Death Wish ist mit 110 Minuten viel zu lang geraten für das im Film erzählte. Allein die Charaktereinführung dauert unfassbar lange, was gar nicht nötig gewesen wäre, da die Konstellation schnell klar ist. Dr. Kersey ist liebender Ehemann und Vater und natürlich passiert seiner Familie etwas und weil die Polizei nicht schnell genug Hinweise bekommt, versucht er sich an der Selbstjustiz.

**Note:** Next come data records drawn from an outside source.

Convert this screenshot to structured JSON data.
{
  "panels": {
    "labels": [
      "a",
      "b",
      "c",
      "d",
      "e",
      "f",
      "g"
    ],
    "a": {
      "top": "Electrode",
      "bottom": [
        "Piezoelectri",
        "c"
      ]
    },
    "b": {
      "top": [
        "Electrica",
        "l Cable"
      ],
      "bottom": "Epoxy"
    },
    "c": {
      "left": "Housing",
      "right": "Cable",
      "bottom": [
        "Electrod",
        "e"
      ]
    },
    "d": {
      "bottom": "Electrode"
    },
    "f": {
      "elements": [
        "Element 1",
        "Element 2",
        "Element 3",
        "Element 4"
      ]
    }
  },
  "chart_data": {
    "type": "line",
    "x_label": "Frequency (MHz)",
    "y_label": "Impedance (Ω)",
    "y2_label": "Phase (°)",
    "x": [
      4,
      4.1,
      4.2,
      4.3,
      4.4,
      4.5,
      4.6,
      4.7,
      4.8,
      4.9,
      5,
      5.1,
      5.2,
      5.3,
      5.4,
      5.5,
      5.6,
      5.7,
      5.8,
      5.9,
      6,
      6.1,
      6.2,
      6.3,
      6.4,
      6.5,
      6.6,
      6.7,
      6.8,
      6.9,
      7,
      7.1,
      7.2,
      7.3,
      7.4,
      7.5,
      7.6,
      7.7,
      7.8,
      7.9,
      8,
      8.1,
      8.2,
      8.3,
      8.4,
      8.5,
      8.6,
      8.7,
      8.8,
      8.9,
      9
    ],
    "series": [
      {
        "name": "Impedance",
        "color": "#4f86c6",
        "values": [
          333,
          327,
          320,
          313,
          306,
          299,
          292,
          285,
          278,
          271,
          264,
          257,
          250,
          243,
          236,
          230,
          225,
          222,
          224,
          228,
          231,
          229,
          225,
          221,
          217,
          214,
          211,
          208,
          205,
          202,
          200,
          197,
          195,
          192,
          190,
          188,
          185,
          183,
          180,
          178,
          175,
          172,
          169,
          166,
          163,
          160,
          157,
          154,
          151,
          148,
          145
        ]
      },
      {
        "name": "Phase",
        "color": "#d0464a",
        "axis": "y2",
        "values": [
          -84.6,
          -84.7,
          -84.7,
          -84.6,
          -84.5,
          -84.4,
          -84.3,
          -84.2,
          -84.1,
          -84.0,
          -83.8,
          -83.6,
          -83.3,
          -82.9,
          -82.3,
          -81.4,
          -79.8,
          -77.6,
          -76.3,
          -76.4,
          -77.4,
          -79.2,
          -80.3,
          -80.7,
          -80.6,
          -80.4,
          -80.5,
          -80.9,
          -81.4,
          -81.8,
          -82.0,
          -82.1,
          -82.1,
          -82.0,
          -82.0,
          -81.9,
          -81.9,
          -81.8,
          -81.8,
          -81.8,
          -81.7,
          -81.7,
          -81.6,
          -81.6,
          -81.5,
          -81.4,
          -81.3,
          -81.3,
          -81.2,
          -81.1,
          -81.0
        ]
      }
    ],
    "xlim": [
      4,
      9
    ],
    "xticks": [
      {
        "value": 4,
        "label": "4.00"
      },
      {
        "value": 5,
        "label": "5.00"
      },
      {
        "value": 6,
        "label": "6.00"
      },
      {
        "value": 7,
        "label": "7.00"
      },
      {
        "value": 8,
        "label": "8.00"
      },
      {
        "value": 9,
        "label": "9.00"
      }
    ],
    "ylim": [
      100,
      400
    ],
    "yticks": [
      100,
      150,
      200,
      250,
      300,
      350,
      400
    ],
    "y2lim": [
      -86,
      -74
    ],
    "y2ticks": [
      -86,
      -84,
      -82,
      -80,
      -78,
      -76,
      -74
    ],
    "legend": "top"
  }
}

Wäre schnell erzählt, ohne dass dem Film etwas fehlen würde. Denn die lange Einführung führt dazu, dass der Zuschauer schon am Anfang halb einschläft im Kinosessel. Auch danach kann die Spannung nicht gehoben werden, da man mit Kersey einfach nicht mitfühlt, da er sich – wie oben beschrieben – viel zu unglaubwürdig verhält.
Mit Bruce Willis und Vincent D’Onofrio ist Death Wish eigentlich top besetzt. Leider bleiben beide hinter ihren Möglichkeiten. Bruce Willis als Actionstar bekommt keine Möglichkeit die Action wirklich rüberzubringen. D’Onofrio hat bereits oft bewiesen, dass er ein guter Charakterdarsteller ist. Nur ist seine Rolle als Kerseys Bruder so plump angelegt, dass er auch dazu keine Chance bekommt.

Das Fazit

Death Wish weiß nicht so wirklich, was er eigentlich sein will und ist egal in welcher Kategorie einfach nur schlecht umgesetzt. Er hat zeitgleich von allem zu wenig und von allem zu viel. Darsteller bleiben hinter ihrem Können, die Handlung ist vorhersehbar und konsequent langweilig. Dafür gibt es 02 von 10 möglichen Punkten.

Death Wish läuft seit dem 08.03.2018 in den deutschen Kinos.